One of the congressional maps proposed by N.M.’s redistricting committee would largely preserve the status quo, a system that has served the majority of New Mexicans, while disenfranchising many urban and rural voters. Another would consolidate the urban metro area, while aligning rural communities. And a third so-called “People’s Map” that had backers offering cash to get folks to support it would intentionally carve up the Albuquerque metro area and gut the political influence of southeastern New Mexico, meeting the very definition of gerrymandering.
The Journal Editorial Board supports the middle option, aka Concept E Modified.
Congressional Concept A, recommended by a 4-3 vote last week by the New Mexico Citizen Redistricting Committee, generally preserves the state’s three congressional districts — one based in Albuquerque, one covering northern New Mexico and one spanning the southern half of the state.
That’s roughly the way the state’s three congressional districts have looked for 30 years, giving much of the Albuquerque metro area a representative in Congress, while two others represent northern and southern New Mexico interests in the U.S. House of Representatives. Some adjustments to the current boundaries of the 1st Congressional District based in Albuquerque are proposed to reflect the wishes of Native American communities and acequia leaders, but Rio Rancho would continue to be in the northern district with Española, Las Vegas and Taos, even though its voters have the same concerns as residents in the greater metro area. In addition, this CD 1 would gobble up more rural area, stretching southeast nearly to Vaughn.
Concept E Modified garnered a 6-1 vote from the redistricting committee. It’s much better, thanks in part to the stewardship of retired Supreme Court Justice Edward Chávez, chairman of the committee, who adjusted boundaries after listening to public testimony.
Under Concept E, the new 1st Congressional District would take in the bulk of Rio Rancho, the third-largest city in the state, as well as the parts of northwest Albuquerque, including Ventana Ranch and Paradise Hills in Bernalillo County, that are currently in CD 3. While each are distinct communities in their own right, they are unquestionably urban and neighboring. With a target population of 705,841 residents in each of the state’s three congressional districts, about 11,000 residents have to be added to the 1st District. Including the bulk of Rio Rancho accomplishes that.
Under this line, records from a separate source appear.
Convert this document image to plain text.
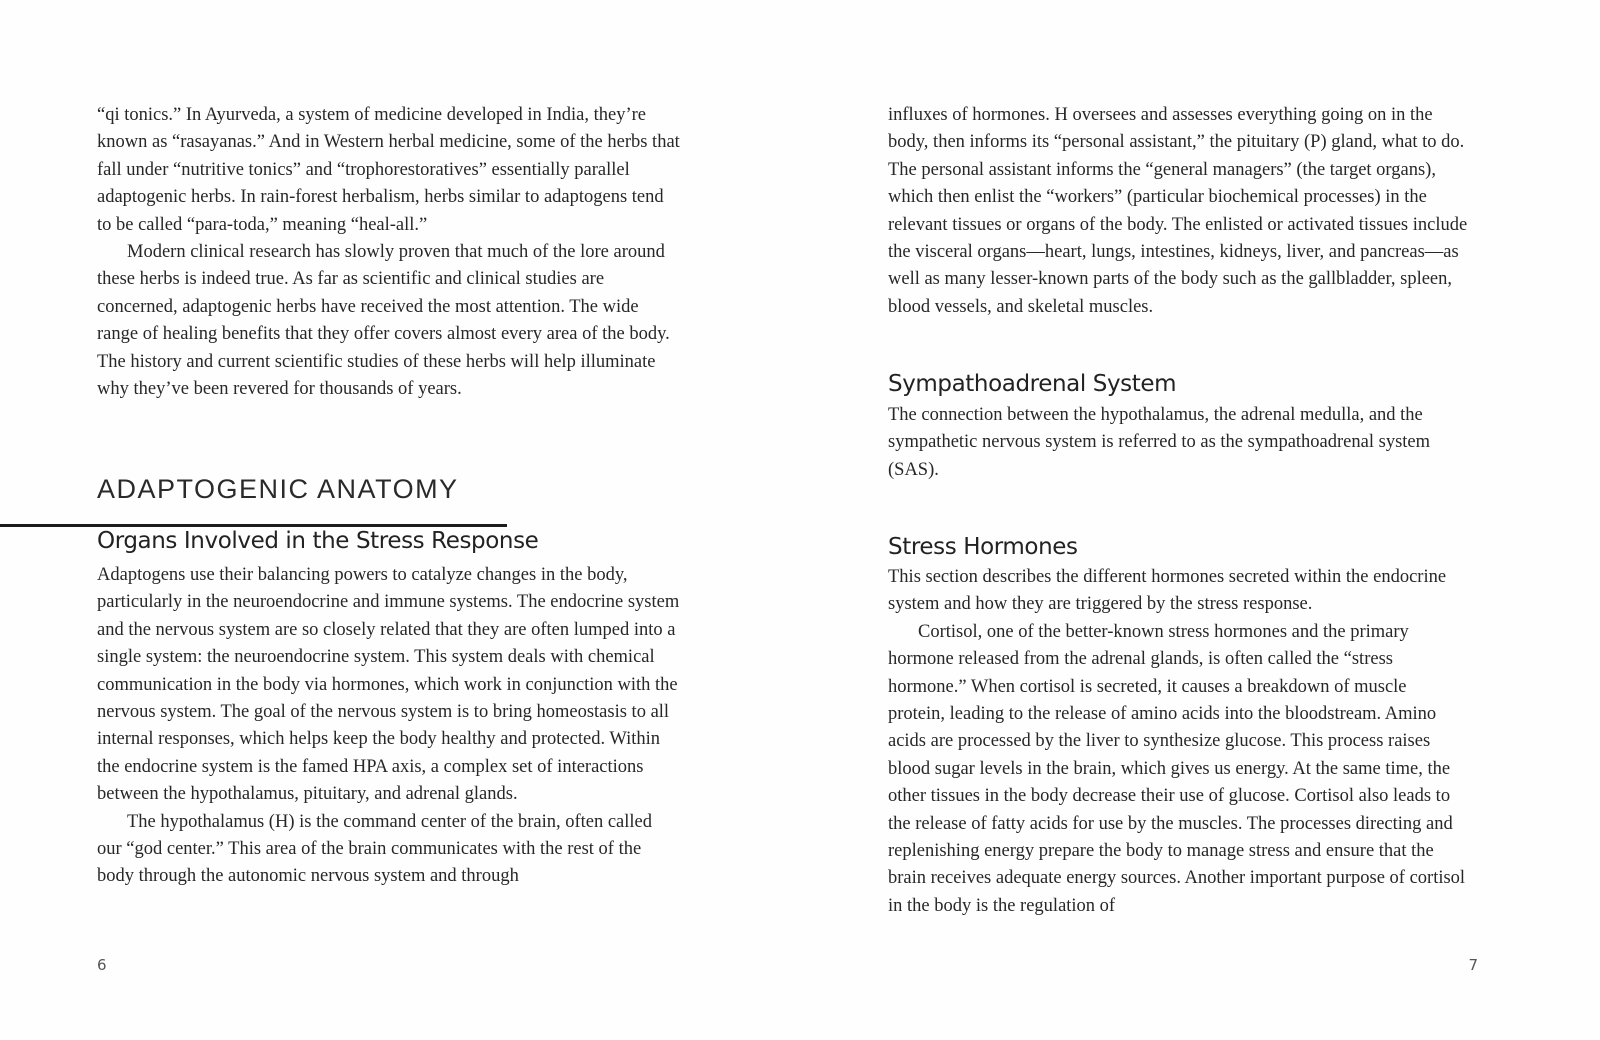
“qi tonics.” In Ayurveda, a system of medicine developed in India, they’re known as “rasayanas.” And in Western herbal medicine, some of the herbs that fall under “nutritive tonics” and “trophorestoratives” essentially parallel adaptogenic herbs. In rain-forest herbalism, herbs similar to adaptogens tend to be called “para-toda,” meaning “heal-all.”

Modern clinical research has slowly proven that much of the lore around these herbs is indeed true. As far as scientific and clinical studies are concerned, adaptogenic herbs have received the most attention. The wide range of healing benefits that they offer covers almost every area of the body. The history and current scientific studies of these herbs will help illuminate why they’ve been revered for thousands of years.

ADAPTOGENIC ANATOMY
Organs Involved in the Stress Response

Adaptogens use their balancing powers to catalyze changes in the body, particularly in the neuroendocrine and immune systems. The endocrine system and the nervous system are so closely related that they are often lumped into a single system: the neuroendocrine system. This system deals with chemical communication in the body via hormones, which work in conjunction with the nervous system. The goal of the nervous system is to bring homeostasis to all internal responses, which helps keep the body healthy and protected. Within the endocrine system is the famed HPA axis, a complex set of interactions between the hypothalamus, pituitary, and adrenal glands.

The hypothalamus (H) is the command center of the brain, often called our “god center.” This area of the brain communicates with the rest of the body through the autonomic nervous system and through

influxes of hormones. H oversees and assesses everything going on in the body, then informs its “personal assistant,” the pituitary (P) gland, what to do. The personal assistant informs the “general managers” (the target organs), which then enlist the “workers” (particular biochemical processes) in the relevant tissues or organs of the body. The enlisted or activated tissues include the visceral organs—heart, lungs, intestines, kidneys, liver, and pancreas—as well as many lesser-known parts of the body such as the gallbladder, spleen, blood vessels, and skeletal muscles.

Sympathoadrenal System

The connection between the hypothalamus, the adrenal medulla, and the sympathetic nervous system is referred to as the sympathoadrenal system (SAS).

Stress Hormones

This section describes the different hormones secreted within the endocrine system and how they are triggered by the stress response.

Cortisol, one of the better-known stress hormones and the primary hormone released from the adrenal glands, is often called the “stress hormone.” When cortisol is secreted, it causes a breakdown of muscle protein, leading to the release of amino acids into the bloodstream. Amino acids are processed by the liver to synthesize glucose. This process raises blood sugar levels in the brain, which gives us energy. At the same time, the other tissues in the body decrease their use of glucose. Cortisol also leads to the release of fatty acids for use by the muscles. The processes directing and replenishing energy prepare the body to manage stress and ensure that the brain receives adequate energy sources. Another important purpose of cortisol in the body is the regulation of

6	7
To make the math work, the new boundaries would move Bernalillo County’s unincorporated South Valley, an area south of Bridge, into the southern congressional district, reflecting testimony from residents who felt overlooked when lumped in with Albuquerque.
Then, there’s Concept H, also called the People’s Map, or El Mapa de la Gente. It was designed by the Center for Civic Policy, which, along with the NAVA Education Project, offered $50 stipends for people to attend and testify at redistricting committee meetings.
The so-called People’s Map, approved 5-2, is blatantly partisan, defeating the whole purpose of the politically balanced redistricting committee, established earlier this year to limit partisan influence in drawing political boundaries. The People’s Map ignores the idea of compactness and would carve up Albuquerque, while dividing southeastern New Mexico into three separate congressional districts, diluting the voices of voters and splintering their influence in the U.S. House. It would have CD 3 stretch 500 miles from the southeastern part of the state to its northern border.
Residents of northern Hobbs and Lovington would have the same representative as those in Gallup, Farmington and Raton. Most of Albuquerque would share a district with Roswell, Dexter, Hagerman and tiny Lake Arthur. And Carlsbad and Artesia would remain in the 2nd District, and be cut off from their neighbors. Talk about divide and conquer.
Supporters say the People’s Map would establish a stronger Hispanic majority in the southern New Mexico-based CD 2 by moving parts of the South Valley and Albuquerque’s West Side there. But CD 2 is already a majority-minority district with a 55.8% Hispanic population. And there’s more to communities of interest than race and ethnicity, including concerns about public safety, agriculture or industry jobs, wages, tax bases, the environment and more. CD 2 voters have elected Republicans and Democrats, and their candidates have had to work hard to appeal across party lines.
That’s as it should be.
Meanwhile, backers fail to note that, under the People’s Map, New Mexico could end up with all three members of its congressional delegation from the metro area. So much for providing representation for all people in other areas of the fifth-largest state in the union.
Now, state lawmakers are set to hold a special session in December to consider these new maps (the redistricting committee is also finishing its recommendations on legislative maps).
While lawmakers will be free to choose from committee recommendations, revise or start from scratch, it would make a mockery of the system — and a colossal waste of time, effort and input — to ignore them.
In terms of congressional maps, Concept E Modified makes the most sense. Note that the two Democratic and two Republican appointees, plus Chávez and state demographer Robert Rhatigan, voted in support of it. It would keep communities of interest together in compact, contiguous districts within governmental subdivisions without partisan gerrymandering.
And wasn’t that the point to begin with?